It’s partly because of the beautiful image, that I first saw posted here, and partly because I so recently enjoyed re-reading some childhood fantasy favourites, and partly because I’ve recently finished two other reading challenges for the year (Canada Reads and Canada Reads Independently), and partly because in taking a closer look I am impressed by how many people have so many nice things to say about the host, that I find it completely and entirely impossible to resist joining The Once Upon a Time Challenge.

What, however, is equally impossible is trying to work in as many relevant reads as I’d like to, so I am committing to The Journey, but will hope to read a few of the most tempting qualifying reads. Now that I know about this challenge, I’ll be sure to leave more reading room for it next year. It’s gotten so that I book reading like some other people book vacations.

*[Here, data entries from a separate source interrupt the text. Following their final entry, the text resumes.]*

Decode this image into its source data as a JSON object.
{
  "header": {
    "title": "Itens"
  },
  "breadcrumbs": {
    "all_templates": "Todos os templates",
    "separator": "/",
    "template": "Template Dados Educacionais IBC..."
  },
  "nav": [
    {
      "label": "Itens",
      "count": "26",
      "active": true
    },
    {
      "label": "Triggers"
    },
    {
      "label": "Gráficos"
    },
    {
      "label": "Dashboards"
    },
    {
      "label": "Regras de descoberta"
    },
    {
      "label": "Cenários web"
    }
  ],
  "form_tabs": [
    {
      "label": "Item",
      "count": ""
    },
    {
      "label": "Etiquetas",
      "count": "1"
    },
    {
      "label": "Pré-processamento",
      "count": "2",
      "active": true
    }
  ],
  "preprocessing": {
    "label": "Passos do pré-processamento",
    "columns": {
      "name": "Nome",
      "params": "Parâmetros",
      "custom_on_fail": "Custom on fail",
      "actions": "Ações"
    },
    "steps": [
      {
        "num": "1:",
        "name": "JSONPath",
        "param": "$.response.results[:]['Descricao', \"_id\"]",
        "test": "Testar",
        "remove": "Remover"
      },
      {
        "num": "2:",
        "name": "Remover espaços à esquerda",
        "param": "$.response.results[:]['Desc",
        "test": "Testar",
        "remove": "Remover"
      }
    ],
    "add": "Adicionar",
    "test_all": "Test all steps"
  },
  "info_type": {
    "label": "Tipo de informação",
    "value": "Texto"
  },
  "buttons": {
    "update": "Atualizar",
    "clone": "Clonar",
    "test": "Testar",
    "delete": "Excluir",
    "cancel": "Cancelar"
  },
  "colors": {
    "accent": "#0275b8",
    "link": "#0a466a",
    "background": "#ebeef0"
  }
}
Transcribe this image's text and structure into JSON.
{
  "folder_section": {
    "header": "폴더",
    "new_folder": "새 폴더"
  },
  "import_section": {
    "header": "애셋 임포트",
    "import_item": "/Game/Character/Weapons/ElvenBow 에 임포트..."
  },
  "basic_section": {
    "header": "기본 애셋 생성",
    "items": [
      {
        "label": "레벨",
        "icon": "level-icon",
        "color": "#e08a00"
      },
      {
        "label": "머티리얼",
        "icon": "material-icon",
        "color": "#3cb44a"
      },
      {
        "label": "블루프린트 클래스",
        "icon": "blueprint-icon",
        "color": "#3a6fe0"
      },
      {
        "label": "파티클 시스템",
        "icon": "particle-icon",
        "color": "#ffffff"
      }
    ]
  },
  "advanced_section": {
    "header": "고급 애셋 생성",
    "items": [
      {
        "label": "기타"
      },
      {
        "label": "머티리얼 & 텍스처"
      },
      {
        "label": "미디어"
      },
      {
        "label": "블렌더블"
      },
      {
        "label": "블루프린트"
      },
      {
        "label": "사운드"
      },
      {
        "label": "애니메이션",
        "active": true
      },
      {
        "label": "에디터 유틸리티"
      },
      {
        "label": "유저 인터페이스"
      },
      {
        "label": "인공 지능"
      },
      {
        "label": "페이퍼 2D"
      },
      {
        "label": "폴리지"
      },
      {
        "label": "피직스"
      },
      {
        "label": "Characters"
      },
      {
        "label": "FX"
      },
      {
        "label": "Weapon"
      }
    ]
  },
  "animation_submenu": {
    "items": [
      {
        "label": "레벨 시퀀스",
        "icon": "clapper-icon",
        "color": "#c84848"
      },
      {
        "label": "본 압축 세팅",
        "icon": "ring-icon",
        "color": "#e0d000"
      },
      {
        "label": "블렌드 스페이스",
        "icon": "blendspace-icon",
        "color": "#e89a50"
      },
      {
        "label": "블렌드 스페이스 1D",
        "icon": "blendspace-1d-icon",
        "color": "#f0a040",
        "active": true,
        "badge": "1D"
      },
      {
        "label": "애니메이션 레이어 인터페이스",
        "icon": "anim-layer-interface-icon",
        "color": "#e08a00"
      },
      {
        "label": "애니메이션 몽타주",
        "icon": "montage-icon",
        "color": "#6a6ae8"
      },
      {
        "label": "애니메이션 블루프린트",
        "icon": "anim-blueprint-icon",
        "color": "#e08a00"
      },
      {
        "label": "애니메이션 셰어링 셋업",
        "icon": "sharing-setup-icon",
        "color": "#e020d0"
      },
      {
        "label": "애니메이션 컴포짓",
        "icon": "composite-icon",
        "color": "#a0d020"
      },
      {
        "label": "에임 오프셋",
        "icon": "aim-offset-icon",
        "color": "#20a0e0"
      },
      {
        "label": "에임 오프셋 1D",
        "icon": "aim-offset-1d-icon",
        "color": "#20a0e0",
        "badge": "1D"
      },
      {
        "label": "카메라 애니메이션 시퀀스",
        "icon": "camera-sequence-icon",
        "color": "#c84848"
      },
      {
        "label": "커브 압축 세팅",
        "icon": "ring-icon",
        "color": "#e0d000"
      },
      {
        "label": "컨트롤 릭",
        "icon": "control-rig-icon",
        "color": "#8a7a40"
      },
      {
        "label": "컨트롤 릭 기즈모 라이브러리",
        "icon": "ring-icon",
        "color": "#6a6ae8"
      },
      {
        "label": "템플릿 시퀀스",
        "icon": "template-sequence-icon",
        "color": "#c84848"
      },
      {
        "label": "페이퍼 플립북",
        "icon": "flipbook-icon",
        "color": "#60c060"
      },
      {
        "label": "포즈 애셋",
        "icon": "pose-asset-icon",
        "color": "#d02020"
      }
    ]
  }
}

Nonetheless, I’m eyeing two fairly recent books (Hiromi Goto’s Half World and Alison Goodman’s Eon: Dragoneye Reborn), two not-so-recent-books-that-still-feel-recent-to-me (Nalo Hopkinson’s The New Moon’s Arms and Catherynne M. Valente’s In the Night Garden) and two that I’ve been meaning to take time for, well, for an embarrassingly long time (Pamela Dean’s Tam Lin and Walter Wangerin Jr’s The Book of the Dun Cow). There are others, but these are the most tempting for me just now.

Based on last year’s reading I would have chosen Quest the First, including some fairy tale options (like Linda Medley’s Castle Waiting series, part of the Fables series, and a novel which I discovered just as the year turned, Sonya Hartnett’s The Ghost’s Child, which I thought absolutely beautiful and haunting). And for folk lore, I especially enjoyed Lauren Groff’s The Monsters of Templeton, and I had tremendous fun with Kelley Armstrong’s “Women of the Otherworld” series (if werewolves and such are part of the folklore category).

But I really like the idea of Quest the Second, so I’ll be keeping an eye out for suitable candidates in the months ahead and will likely have a much larger pool to pick from next year. I’d also love an excuse to read some of the anthologies that would fit the short story and non-fiction quests too: such fun! I’m so looking forward to it.